Shlaes omits other drivers of that decade's economic growth, chief among them the explosion of consumer credit - in a word, debt - that allowed many Americans to enjoy, for a time, lifestyles well above what they could afford. Up to that point, it had taken cash, and not a small amount of it, to buy something like a car; by 1926, however, three quarters of all car buyers were doing so on credit, prompting them to reach for bigger, better-equipped, more expensive ones.
The ease of obtaining credit fueled the creation of a consumer culture. Newly sophisticated advertising techniques encouraged the feeling that these modern conveniences - electric mixers, blenders, dishwashers, refrigerators - were a new and distinctly American kind of entitlement, manifest destiny on an installment plan. Silent Cal, for all his moralizing against debt, was silent on this; so, too, is his biographer.
Here and elsewhere, Shlaes ignores or obscures the rot at the base of the Coolidge prosperity, the overheating of sectors like autos and housing, the irresponsibility of the banking system, the persistence of poverty, and the tolerance of vast disparities in wealth and income. One need not have been a radical redistributionist to be concerned that during a decade in which corporate profits rose by 63 percent, factory workers saw only a 9 percent increase in wages. Their purchasing power, and especially that of farmers, was far too weak to lift the economy when the bottom fell out. Indeed, the surge of speculation on Wall Street toward the end of the 1920s was not so much a cause, but a symptom, of deeper, structural dysfunctions in the U.S. economy. These were exposed, but were not created, by the stock market collapse of 1929.
Shlaes' contention is that the Great Crash would have come and gone had it not been for Herbert Hoover, Franklin Roosevelt, their addiction to spending, and their mania for government action. If Coolidge "fell short," Shlaes allows, it was by failing to foresee "the extent to which succeeding presidents and Congresses would diverge from precedent when it came to economic policy." In other words, Coolidge's only mistake was in trusting his successors not to screw everything up.

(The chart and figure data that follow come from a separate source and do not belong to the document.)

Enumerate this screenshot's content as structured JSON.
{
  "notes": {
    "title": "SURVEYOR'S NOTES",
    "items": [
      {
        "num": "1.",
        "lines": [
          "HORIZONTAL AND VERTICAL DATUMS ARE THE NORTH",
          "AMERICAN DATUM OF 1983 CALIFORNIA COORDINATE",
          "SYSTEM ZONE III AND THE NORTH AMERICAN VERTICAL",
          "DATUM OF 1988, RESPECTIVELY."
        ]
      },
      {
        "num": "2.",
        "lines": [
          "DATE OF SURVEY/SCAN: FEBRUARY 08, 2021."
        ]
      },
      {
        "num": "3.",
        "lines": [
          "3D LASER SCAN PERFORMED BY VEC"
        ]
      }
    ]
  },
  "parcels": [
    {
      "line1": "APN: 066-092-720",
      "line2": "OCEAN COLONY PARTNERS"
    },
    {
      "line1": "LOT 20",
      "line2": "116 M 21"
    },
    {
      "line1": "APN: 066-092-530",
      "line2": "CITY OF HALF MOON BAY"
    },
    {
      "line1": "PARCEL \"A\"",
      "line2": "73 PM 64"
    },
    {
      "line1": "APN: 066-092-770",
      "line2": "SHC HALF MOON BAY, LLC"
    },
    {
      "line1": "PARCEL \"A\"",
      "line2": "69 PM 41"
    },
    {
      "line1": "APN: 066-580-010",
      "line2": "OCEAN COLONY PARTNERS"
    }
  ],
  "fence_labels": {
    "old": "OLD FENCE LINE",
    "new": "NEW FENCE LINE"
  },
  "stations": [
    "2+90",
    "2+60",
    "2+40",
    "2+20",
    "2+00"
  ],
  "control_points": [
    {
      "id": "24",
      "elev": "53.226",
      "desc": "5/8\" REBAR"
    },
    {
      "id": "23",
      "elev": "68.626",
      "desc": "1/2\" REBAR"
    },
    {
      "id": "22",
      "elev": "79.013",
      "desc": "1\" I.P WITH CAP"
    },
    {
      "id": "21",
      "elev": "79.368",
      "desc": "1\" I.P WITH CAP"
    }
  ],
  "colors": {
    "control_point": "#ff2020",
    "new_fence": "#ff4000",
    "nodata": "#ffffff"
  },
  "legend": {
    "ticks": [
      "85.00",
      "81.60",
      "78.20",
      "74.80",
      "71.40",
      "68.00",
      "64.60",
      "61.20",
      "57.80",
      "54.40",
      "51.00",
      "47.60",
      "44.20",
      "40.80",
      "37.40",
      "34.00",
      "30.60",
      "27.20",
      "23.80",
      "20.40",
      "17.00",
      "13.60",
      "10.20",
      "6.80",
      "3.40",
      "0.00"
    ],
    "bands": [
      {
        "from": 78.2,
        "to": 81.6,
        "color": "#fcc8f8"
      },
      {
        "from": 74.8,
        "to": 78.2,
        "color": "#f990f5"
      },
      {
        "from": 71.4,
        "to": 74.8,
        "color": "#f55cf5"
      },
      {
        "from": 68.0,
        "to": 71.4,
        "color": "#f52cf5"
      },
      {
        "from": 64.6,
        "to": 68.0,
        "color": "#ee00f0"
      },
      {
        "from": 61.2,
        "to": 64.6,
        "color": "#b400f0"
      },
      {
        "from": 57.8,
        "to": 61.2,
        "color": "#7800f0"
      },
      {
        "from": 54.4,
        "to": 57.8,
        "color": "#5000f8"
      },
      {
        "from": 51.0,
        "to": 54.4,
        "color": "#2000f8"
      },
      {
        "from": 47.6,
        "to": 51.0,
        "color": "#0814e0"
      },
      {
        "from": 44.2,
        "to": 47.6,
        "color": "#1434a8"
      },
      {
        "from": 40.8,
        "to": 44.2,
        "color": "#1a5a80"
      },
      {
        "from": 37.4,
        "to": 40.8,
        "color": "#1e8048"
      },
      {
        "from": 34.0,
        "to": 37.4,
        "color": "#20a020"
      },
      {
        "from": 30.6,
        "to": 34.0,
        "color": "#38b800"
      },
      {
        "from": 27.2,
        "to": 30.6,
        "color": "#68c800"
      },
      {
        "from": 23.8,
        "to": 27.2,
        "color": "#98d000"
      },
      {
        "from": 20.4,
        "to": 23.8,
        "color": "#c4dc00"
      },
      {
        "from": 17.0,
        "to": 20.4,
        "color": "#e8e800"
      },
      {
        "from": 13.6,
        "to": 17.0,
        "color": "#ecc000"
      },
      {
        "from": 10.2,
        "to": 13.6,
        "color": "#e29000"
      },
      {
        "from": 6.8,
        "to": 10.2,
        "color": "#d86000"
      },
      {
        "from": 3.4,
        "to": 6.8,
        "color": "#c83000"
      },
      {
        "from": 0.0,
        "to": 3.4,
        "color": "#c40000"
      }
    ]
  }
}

For all its energetic prose and vivid detail, "Coolidge," at its core, is a reductive, relentlessly didactic exercise. There is nothing wrong with looking to history for lessons; but it is another thing entirely to eschew its complexities, ignore its self-contradictions, and render it, instead, as a morality play - one in which, according to the medieval formula, man begins in uncorrupted virtue (the Founding era), falls into temptation (Wilsonian adventurism and indebtedness), repents (enter Coolidge and Mellon) and is saved. It is a cycle that we mortals are doomed to repeat (substitute for the preceding parentheticals the Coolidge Prosperity, the New Deal and the Ryan budget), but surely we, like Coolidge, will persevere.
Jeff Shesol, a former speechwriter for President Bill Clinton, is the author of "Supreme Power: Franklin Roosevelt vs. the Supreme Court" and a partner at West Wing Writers.